On The People I Love
, alto saxophonist Steve Lehman
, Janus-like looks back, while simultaneously looking forward. He recruits celebrated pianist Craig Taborn
to bolster his longstanding trio of bassist Matt Brewer
and drummer Damion Reid
. It was once said that Taborn was fated to play better on other people's records than his own. Happily that is no longer the case, but his enduring commitment gives him MVP status in this team, and that's saying something. Lehman enlists his help not only in tackling a range of modern covers, but also in revisiting originals that he's recorded before.
It's a tight band, captured live in Astoria, NY in 2019, and they revel in the complexities of Lehman's fiery Math-jazz derived post-bop. With his tart tone and poise at pace, Lehman evokes a legacy of Charlie Parker
, Ornette Coleman
and Anthony Braxton
(the last, one of his teachers), but with a feel all his own. Lehman's natural inclination to cram in the notes often creates a striking juxtaposition with piano or bass at slower tempos, resulting in an ambiguous emotional feel.

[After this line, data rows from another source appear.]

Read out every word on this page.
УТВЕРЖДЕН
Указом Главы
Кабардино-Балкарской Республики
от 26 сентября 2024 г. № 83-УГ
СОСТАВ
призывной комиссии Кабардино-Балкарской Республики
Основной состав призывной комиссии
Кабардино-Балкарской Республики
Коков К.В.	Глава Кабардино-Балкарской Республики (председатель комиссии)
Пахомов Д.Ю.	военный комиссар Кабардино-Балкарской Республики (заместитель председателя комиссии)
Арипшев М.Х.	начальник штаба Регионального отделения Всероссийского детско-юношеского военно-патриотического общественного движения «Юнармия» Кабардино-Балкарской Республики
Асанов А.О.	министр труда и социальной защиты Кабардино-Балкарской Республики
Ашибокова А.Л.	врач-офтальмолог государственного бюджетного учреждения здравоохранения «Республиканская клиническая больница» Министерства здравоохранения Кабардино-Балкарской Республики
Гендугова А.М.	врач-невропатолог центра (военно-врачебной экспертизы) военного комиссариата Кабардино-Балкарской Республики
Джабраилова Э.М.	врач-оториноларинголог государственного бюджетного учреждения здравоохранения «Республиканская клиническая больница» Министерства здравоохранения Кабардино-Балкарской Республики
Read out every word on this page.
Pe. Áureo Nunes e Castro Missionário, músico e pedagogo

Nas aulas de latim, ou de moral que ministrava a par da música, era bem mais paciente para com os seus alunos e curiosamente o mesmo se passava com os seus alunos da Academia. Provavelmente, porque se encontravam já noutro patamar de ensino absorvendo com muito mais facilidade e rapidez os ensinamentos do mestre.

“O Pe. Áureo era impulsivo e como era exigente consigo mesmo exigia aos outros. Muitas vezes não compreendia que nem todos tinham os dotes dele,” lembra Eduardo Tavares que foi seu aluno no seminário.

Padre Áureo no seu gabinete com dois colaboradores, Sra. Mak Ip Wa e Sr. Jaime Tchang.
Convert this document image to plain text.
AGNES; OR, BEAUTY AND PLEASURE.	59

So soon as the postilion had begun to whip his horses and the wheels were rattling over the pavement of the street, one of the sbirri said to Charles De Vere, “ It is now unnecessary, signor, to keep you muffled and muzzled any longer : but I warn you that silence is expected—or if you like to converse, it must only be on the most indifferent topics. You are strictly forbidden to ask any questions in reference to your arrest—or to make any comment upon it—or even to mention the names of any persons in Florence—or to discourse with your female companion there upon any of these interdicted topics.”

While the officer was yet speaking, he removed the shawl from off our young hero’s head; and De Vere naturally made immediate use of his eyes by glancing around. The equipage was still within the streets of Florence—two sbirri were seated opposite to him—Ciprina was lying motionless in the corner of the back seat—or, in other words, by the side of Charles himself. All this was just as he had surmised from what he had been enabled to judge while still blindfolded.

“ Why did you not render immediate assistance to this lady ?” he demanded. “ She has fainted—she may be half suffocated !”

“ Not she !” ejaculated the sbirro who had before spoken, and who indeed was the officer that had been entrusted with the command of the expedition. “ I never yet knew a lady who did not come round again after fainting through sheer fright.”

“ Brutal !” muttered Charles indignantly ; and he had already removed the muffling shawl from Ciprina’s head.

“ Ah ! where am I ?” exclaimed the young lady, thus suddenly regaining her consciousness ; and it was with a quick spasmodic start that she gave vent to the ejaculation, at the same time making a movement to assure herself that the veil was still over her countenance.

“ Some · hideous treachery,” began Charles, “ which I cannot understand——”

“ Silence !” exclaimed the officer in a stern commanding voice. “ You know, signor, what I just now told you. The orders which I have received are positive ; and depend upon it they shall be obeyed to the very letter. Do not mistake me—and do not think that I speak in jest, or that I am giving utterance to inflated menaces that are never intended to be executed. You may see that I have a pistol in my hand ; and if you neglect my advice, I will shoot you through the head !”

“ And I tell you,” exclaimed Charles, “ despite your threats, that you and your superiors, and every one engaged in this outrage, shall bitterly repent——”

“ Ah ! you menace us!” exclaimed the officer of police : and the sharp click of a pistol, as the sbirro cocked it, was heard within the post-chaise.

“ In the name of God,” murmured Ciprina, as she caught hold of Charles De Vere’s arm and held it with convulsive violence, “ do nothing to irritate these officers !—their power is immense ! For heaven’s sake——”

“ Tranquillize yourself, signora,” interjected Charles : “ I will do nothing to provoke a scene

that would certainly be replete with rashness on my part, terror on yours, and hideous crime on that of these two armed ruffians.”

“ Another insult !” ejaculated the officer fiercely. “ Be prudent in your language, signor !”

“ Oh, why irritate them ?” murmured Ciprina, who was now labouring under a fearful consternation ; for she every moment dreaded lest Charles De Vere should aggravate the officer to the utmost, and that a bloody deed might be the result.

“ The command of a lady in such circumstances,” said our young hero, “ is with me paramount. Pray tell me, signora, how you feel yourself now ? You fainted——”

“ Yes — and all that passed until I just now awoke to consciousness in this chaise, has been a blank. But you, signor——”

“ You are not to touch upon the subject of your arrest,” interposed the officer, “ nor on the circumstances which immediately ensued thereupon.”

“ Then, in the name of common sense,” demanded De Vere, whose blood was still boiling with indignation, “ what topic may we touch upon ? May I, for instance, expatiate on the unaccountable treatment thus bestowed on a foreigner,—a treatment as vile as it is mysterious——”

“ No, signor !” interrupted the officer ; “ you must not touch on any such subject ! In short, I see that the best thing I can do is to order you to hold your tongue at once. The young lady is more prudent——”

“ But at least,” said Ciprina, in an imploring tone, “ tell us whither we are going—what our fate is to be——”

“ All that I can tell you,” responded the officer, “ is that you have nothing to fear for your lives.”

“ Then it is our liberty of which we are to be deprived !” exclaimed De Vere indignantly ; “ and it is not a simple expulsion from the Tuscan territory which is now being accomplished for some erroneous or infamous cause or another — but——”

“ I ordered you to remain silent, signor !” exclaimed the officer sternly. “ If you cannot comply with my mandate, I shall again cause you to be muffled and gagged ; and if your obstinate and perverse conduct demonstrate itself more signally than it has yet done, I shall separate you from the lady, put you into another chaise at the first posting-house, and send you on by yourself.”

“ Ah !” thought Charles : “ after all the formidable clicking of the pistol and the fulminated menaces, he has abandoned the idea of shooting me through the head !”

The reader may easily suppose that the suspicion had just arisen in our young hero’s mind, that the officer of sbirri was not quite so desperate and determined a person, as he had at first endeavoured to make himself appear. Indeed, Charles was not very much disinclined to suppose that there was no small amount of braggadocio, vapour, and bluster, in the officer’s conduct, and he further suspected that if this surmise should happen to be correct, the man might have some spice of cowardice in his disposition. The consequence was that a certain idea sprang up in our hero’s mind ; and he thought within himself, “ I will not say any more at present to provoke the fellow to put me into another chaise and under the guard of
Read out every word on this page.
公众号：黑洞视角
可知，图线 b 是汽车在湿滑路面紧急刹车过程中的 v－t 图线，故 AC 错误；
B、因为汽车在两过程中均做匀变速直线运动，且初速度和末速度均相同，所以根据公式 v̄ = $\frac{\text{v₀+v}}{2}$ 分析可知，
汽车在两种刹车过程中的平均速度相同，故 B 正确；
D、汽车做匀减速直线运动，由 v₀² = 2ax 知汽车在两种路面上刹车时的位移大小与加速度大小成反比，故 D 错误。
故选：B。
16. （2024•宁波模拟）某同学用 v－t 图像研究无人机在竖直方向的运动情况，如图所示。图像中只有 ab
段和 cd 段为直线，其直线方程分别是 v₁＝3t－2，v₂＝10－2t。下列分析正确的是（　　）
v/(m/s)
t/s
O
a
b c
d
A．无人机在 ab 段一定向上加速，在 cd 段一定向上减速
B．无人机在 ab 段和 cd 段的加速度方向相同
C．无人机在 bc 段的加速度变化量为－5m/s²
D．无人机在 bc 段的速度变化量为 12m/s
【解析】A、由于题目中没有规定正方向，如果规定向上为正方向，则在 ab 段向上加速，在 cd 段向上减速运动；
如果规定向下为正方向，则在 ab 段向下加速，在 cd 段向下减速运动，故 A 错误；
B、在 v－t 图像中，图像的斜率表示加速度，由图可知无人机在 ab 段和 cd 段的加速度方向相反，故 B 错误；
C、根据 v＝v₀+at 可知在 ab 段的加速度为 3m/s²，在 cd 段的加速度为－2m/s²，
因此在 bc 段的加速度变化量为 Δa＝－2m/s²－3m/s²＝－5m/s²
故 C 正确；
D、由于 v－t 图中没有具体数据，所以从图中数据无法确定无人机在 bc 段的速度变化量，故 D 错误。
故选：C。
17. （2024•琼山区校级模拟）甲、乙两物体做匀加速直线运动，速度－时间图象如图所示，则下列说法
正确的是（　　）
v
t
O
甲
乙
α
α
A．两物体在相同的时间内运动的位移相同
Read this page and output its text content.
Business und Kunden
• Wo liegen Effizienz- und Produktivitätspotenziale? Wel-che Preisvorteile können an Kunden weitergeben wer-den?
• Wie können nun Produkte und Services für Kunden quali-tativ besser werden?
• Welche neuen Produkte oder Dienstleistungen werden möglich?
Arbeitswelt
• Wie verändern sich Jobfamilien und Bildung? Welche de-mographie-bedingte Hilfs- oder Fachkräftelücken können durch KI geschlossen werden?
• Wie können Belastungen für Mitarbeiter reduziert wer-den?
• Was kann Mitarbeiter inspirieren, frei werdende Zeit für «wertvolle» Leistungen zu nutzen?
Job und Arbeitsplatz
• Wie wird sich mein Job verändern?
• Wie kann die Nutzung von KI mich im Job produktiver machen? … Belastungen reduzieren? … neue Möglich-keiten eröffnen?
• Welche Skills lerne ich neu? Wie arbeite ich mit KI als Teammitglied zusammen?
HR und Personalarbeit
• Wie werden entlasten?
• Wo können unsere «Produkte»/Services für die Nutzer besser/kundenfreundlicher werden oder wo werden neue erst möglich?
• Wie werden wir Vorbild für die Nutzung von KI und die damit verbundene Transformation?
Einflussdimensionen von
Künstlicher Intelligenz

That's the case on "Ih Calam & Ynnus," which begins with Taborn displaying his legendary dexterity as he holds down a different time in each hand. When bass and drums kick in at a faster clip, but not in synch, a palpable tension arises from the four distinct patterns, which isn't allayed by Lehman's urgent darting line. They pull the opposite trick on Autechre's electronica "qPlay," where Lehman's long tones linked by short phrases butt up against funky hiphop inflected beats.
Lehman maintains interest by varying both the instrumentation and the mood. Of three improvised duets between the reedman and Taborn, two bookend the disc, "Prelude" reflective and "Postlude" mercurial, while on "Interlude," which acts as a cooling balm in the middle of the program, Lehman microtonally veers around Taborn's stately pitches. The next cut ups the ante again. On a cover of Kurt Rosenwinkel
's "A Shifting Design," the sole track from a studio session eight months earlier, Reid's bristling boogaloo lays down the law for what becomes a classic free jazz trio confrontation, with the leader's nervous sinuousity cutting through the barrage when Brewer joins after the punchy theme.
They all combine on a warm rendition of Kenny Kirkland
's "Chance," where a ballad feel predominates, emphasized by Taborn's rhapsodic solo. But some of the best moments arrive when both principals cut loose, notably in "Beyond All Limits," where bassist Brewer shines in an unaccompanied intro. Thereafter Lehman floats, rushes and swoops over a vague Latin-tinge, before Taborn spins out heroic tales with his right hand with occasional jabs from the left, before launching daredevil flights when Lehman returns for another bite of the cherry.
On The People I Love
Lehman confirms himself as a relentless modernizer, even within traditional formats, and he could do worse than have Taborn lend two helping hands in future projects.